In the meantime, try to avoid taking on any more debt and do everything you can to find employment again. One suggestion would be to contact your previous employer and ask about returning to your old position now that the Covid-19 situation has started to improve in the UAE.

Debt panellist 3: Ambareen Musa, founder and chief executive of Souqalmal.com

One can only imagine how challenging it must be for you to stay on and sustain yourself in the UAE without an income. On top of that, you have multiple outstanding debts to worry about, without any respite being offered by the lenders.

Since you have already defaulted on your loan and credit card debts, chances are the bank may take legal action to prevent you from leaving the country without repaying your debts. But now that negotiations with the bank are not working out in your favour, you have to find other ways to deal with your debt situation.

One option is to tap into your savings or investments back home, or request your immediate family or close relatives to help you out financially. Even if you can manage to repay only your expensive credit card debts, it will rid you of the heavy interest and penalties that are accruing on your credit card accounts right now.
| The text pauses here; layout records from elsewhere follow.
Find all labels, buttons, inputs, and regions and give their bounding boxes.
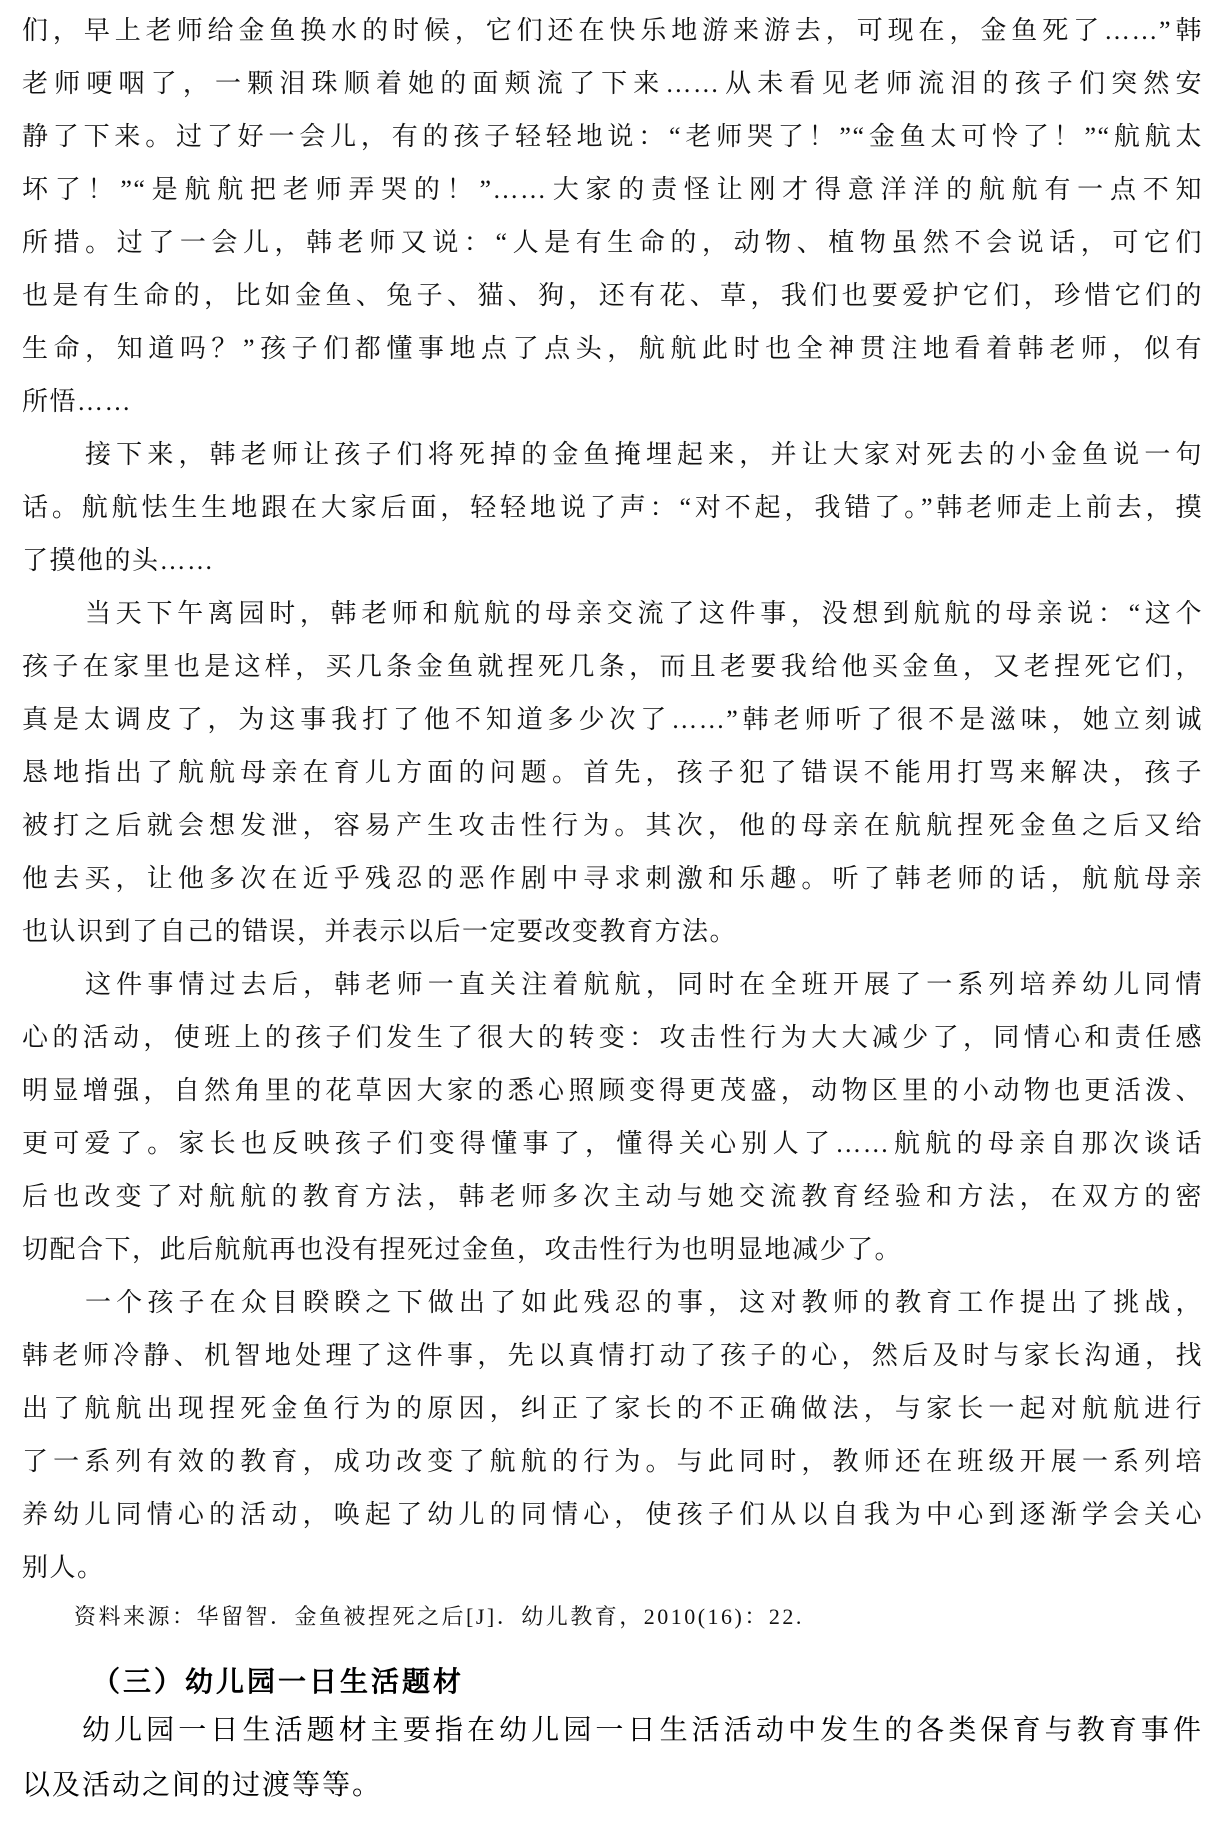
body-line: 所悟…… xyxy=(22,375,1203,428)
paragraph-4: 这件事情过去后，韩老师一直关注着航航，同时在全班开展了一系列培养幼儿同情 心的活… xyxy=(22,958,1203,1276)
body-line: 后也改变了对航航的教育方法，韩老师多次主动与她交流教育经验和方法，在双方的密 xyxy=(22,1170,1203,1223)
body-line: 了摸他的头…… xyxy=(22,534,1203,587)
body-line: 别人。 xyxy=(22,1541,1203,1594)
document-page: 们，早上老师给金鱼换水的时候，它们还在快乐地游来游去，可现在，金鱼死了……”韩 … xyxy=(0,0,1222,1825)
source-citation: 资料来源：华留智．金鱼被捏死之后[J]．幼儿教育，2010(16)：22. xyxy=(74,1590,804,1643)
body-line: 心的活动，使班上的孩子们发生了很大的转变：攻击性行为大大减少了，同情心和责任感 xyxy=(22,1011,1203,1064)
body-line: 们，早上老师给金鱼换水的时候，它们还在快乐地游来游去，可现在，金鱼死了……”韩 xyxy=(22,4,1203,57)
body-line: 接下来，韩老师让孩子们将死掉的金鱼掩埋起来，并让大家对死去的小金鱼说一句 xyxy=(22,428,1203,481)
body-line: 静了下来。过了好一会儿，有的孩子轻轻地说：“老师哭了！”“金鱼太可怜了！”“航航… xyxy=(22,110,1203,163)
body-line: 以及活动之间的过渡等等。 xyxy=(22,1758,1203,1813)
body-line: 出了航航出现捏死金鱼行为的原因，纠正了家长的不正确做法，与家长一起对航航进行 xyxy=(22,1382,1203,1435)
body-line: 坏了！”“是航航把老师弄哭的！”……大家的责怪让刚才得意洋洋的航航有一点不知 xyxy=(22,163,1203,216)
body-line: 也是有生命的，比如金鱼、兔子、猫、狗，还有花、草，我们也要爱护它们，珍惜它们的 xyxy=(22,269,1203,322)
paragraph-3: 当天下午离园时，韩老师和航航的母亲交流了这件事，没想到航航的母亲说：“这个 孩子… xyxy=(22,587,1203,958)
paragraph-1: 们，早上老师给金鱼换水的时候，它们还在快乐地游来游去，可现在，金鱼死了……”韩 … xyxy=(22,4,1203,428)
body-line: 所措。过了一会儿，韩老师又说：“人是有生命的，动物、植物虽然不会说话，可它们 xyxy=(22,216,1203,269)
body-line: 这件事情过去后，韩老师一直关注着航航，同时在全班开展了一系列培养幼儿同情 xyxy=(22,958,1203,1011)
case-study-body: 们，早上老师给金鱼换水的时候，它们还在快乐地游来游去，可现在，金鱼死了……”韩 … xyxy=(22,4,1203,1594)
paragraph-2: 接下来，韩老师让孩子们将死掉的金鱼掩埋起来，并让大家对死去的小金鱼说一句 话。航… xyxy=(22,428,1203,587)
body-line: 生命，知道吗？”孩子们都懂事地点了点头，航航此时也全神贯注地看着韩老师，似有 xyxy=(22,322,1203,375)
body-line: 也认识到了自己的错误，并表示以后一定要改变教育方法。 xyxy=(22,905,1203,958)
body-line: 养幼儿同情心的活动，唤起了幼儿的同情心，使孩子们从以自我为中心到逐渐学会关心 xyxy=(22,1488,1203,1541)
body-line: 幼儿园一日生活题材主要指在幼儿园一日生活活动中发生的各类保育与教育事件 xyxy=(22,1703,1203,1758)
section-heading: （三）幼儿园一日生活题材 xyxy=(92,1655,464,1709)
body-line: 孩子在家里也是这样，买几条金鱼就捏死几条，而且老要我给他买金鱼，又老捏死它们， xyxy=(22,640,1203,693)
paragraph-5: 一个孩子在众目睽睽之下做出了如此残忍的事，这对教师的教育工作提出了挑战， 韩老师… xyxy=(22,1276,1203,1594)
section-paragraph: 幼儿园一日生活题材主要指在幼儿园一日生活活动中发生的各类保育与教育事件 以及活动… xyxy=(22,1703,1203,1813)
body-line: 切配合下，此后航航再也没有捏死过金鱼，攻击性行为也明显地减少了。 xyxy=(22,1223,1203,1276)
body-line: 明显增强，自然角里的花草因大家的悉心照顾变得更茂盛，动物区里的小动物也更活泼、 xyxy=(22,1064,1203,1117)
body-line: 更可爱了。家长也反映孩子们变得懂事了，懂得关心别人了……航航的母亲自那次谈话 xyxy=(22,1117,1203,1170)
body-line: 韩老师冷静、机智地处理了这件事，先以真情打动了孩子的心，然后及时与家长沟通，找 xyxy=(22,1329,1203,1382)
body-line: 真是太调皮了，为这事我打了他不知道多少次了……”韩老师听了很不是滋味，她立刻诚 xyxy=(22,693,1203,746)
body-line: 他去买，让他多次在近乎残忍的恶作剧中寻求刺激和乐趣。听了韩老师的话，航航母亲 xyxy=(22,852,1203,905)
body-line: 当天下午离园时，韩老师和航航的母亲交流了这件事，没想到航航的母亲说：“这个 xyxy=(22,587,1203,640)
body-line: 恳地指出了航航母亲在育儿方面的问题。首先，孩子犯了错误不能用打骂来解决，孩子 xyxy=(22,746,1203,799)
body-line: 了一系列有效的教育，成功改变了航航的行为。与此同时，教师还在班级开展一系列培 xyxy=(22,1435,1203,1488)
body-line: 老师哽咽了，一颗泪珠顺着她的面颊流了下来……从未看见老师流泪的孩子们突然安 xyxy=(22,57,1203,110)
body-line: 被打之后就会想发泄，容易产生攻击性行为。其次，他的母亲在航航捏死金鱼之后又给 xyxy=(22,799,1203,852)
body-line: 一个孩子在众目睽睽之下做出了如此残忍的事，这对教师的教育工作提出了挑战， xyxy=(22,1276,1203,1329)
body-line: 话。航航怯生生地跟在大家后面，轻轻地说了声：“对不起，我错了。”韩老师走上前去，… xyxy=(22,481,1203,534)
The next option is to consider filing for insolvency. This is usually recommended as the last resort for anyone struggling with debt repayments. However, it may be the most appropriate route for you considering the circumstances of your employment.
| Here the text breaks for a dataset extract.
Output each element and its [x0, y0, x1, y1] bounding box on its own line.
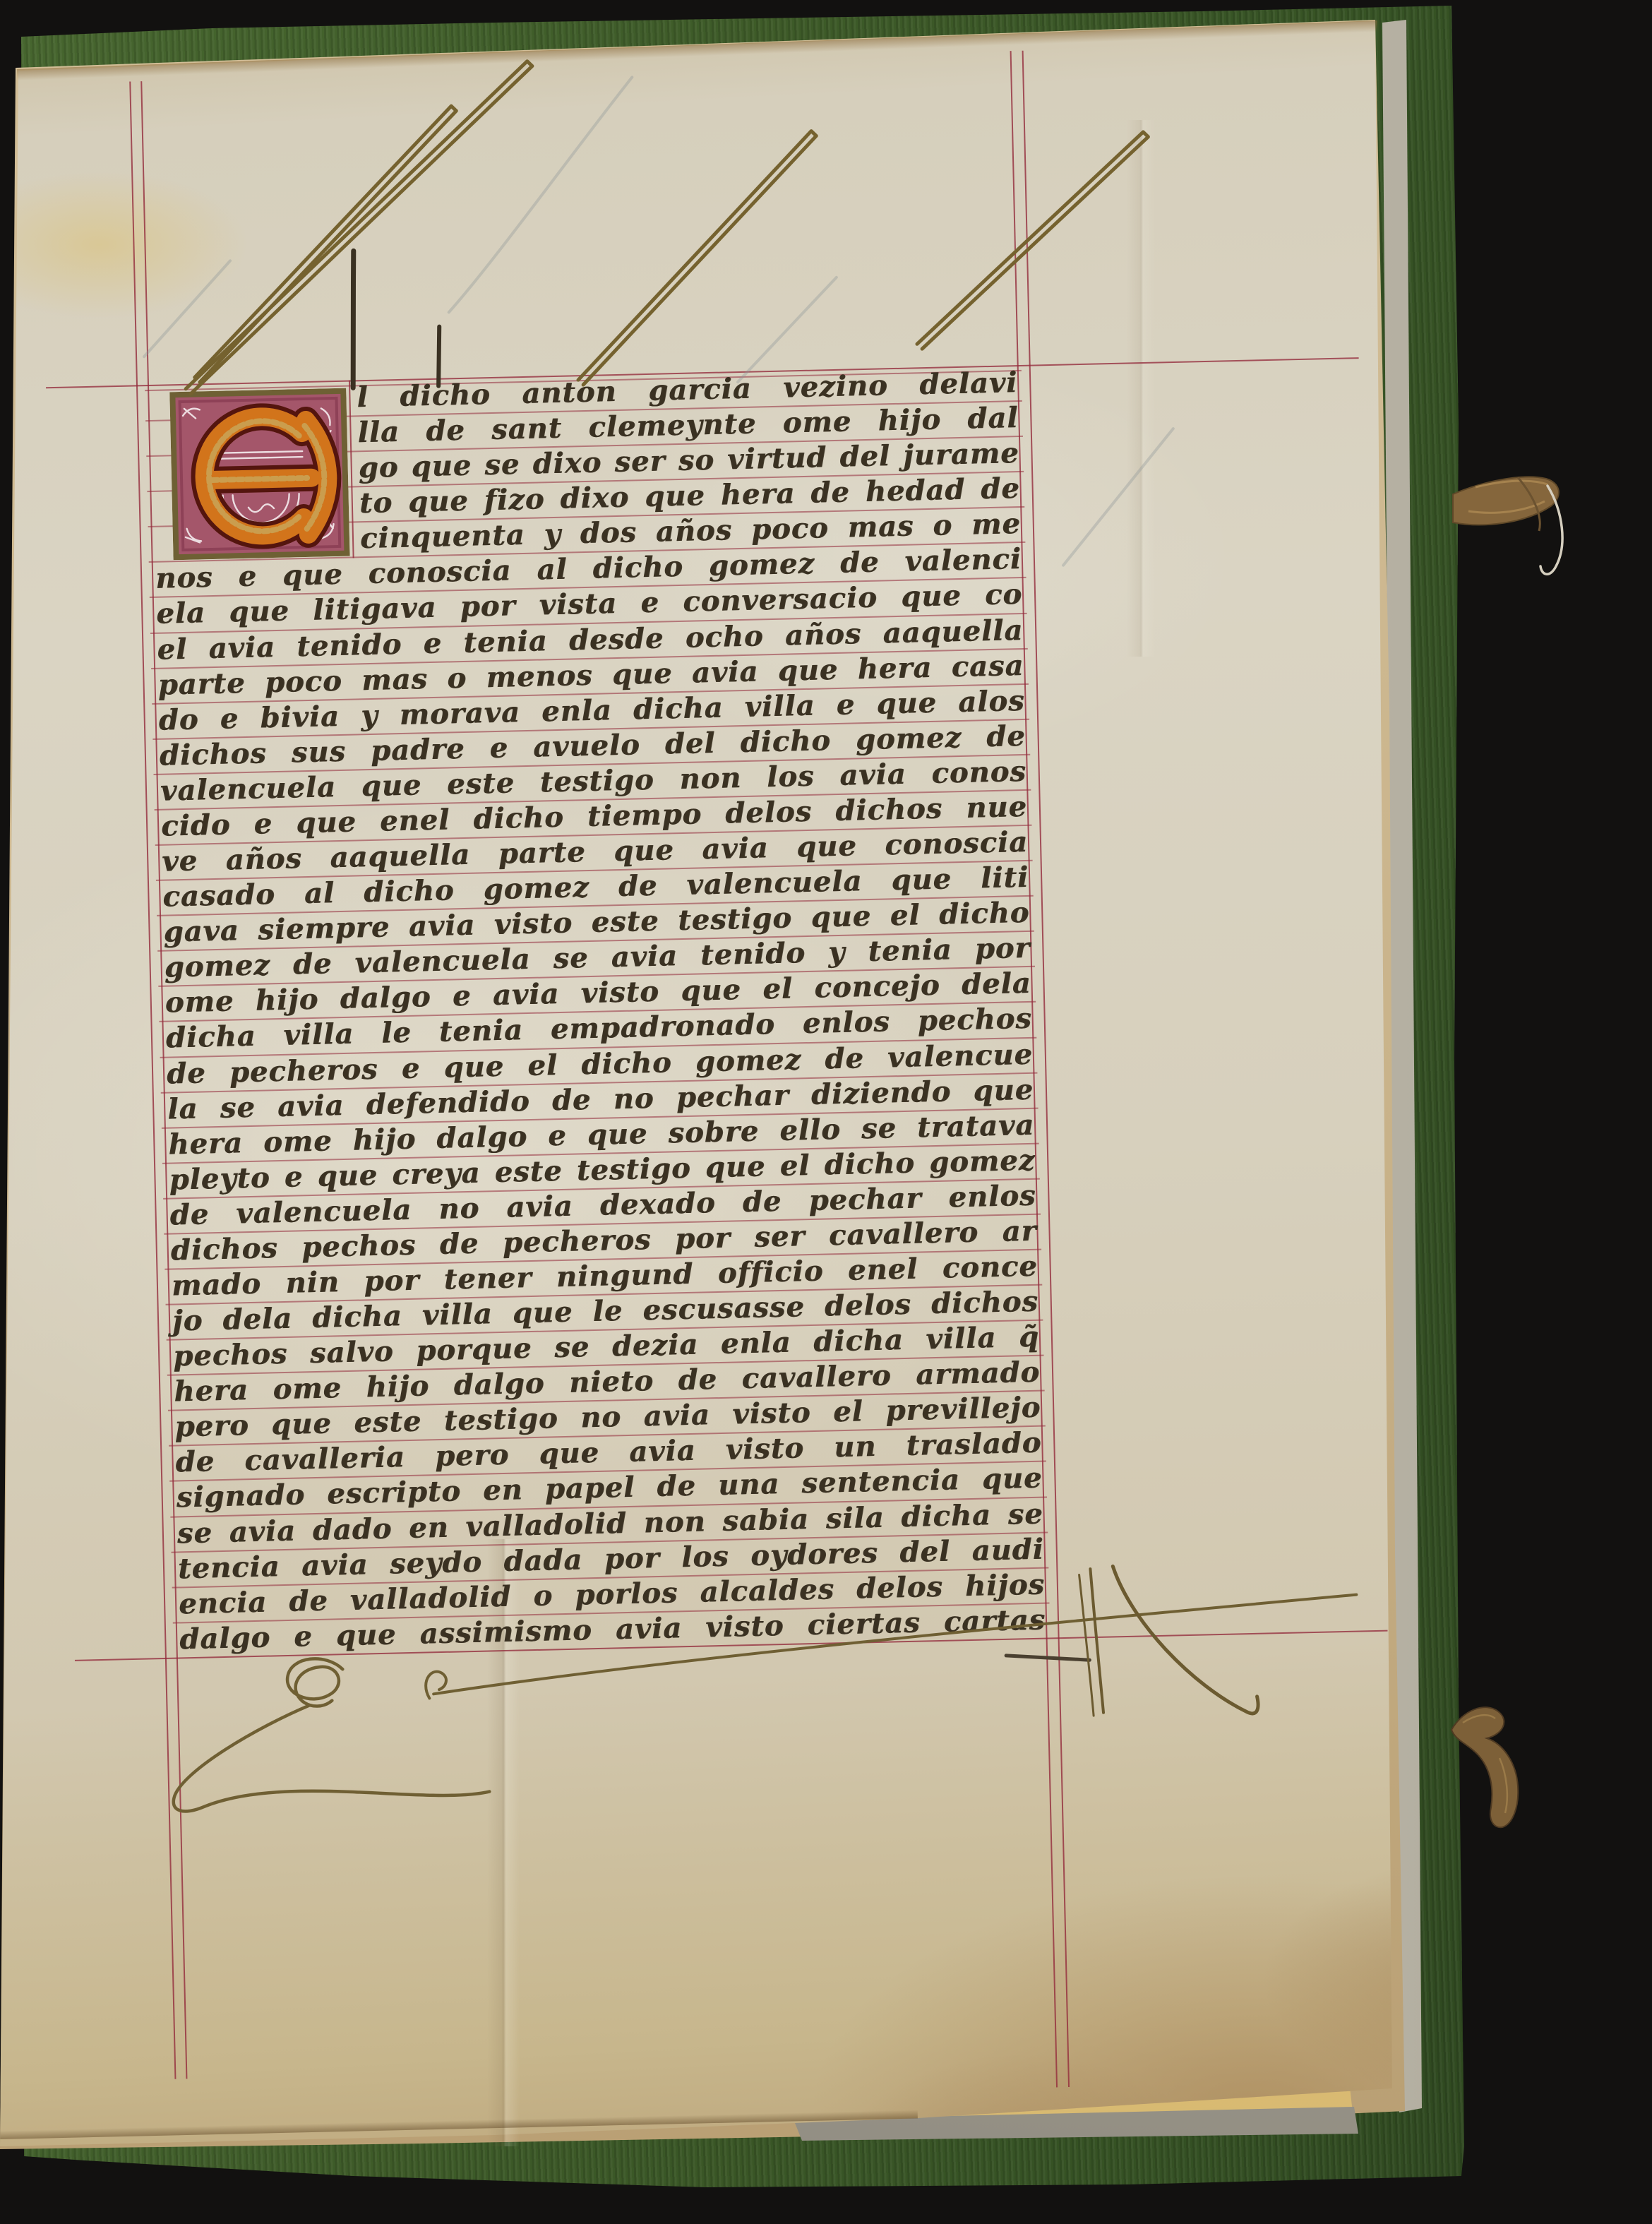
cover-tie-top — [1453, 477, 1562, 574]
manuscript-photo: { "page": { "description_label": "parchm… — [0, 0, 1652, 2224]
cover-ties — [0, 0, 1652, 2224]
cover-tie-bottom — [1452, 1707, 1518, 1827]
The UAE's Personal Insolvency Law lets you approach the civil court and request a court-mediated settlement of your overdue debts, when you aren't in a financial position to meet your debt obligations yourself.

Such a settlement would cover your loans and credit card debt under one umbrella. You could reach out to your country's embassy/consulate in the UAE to get pro-bono legal advice on how to pursue the insolvency option.

As for finding a job in the UAE, have you had a look at the Ministry of Human Resources and Emiratisation's Virtual Labour Market? Register yourself on this portal to access both permanent and temporary employment opportunities being offered in the UAE.

Along with this, you should keep looking for work, even part-time or freelance opportunities. You could also shift your focus towards sectors that have witnessed heavy demand during the pandemic, such as logistics, e-commerce and home deliveries.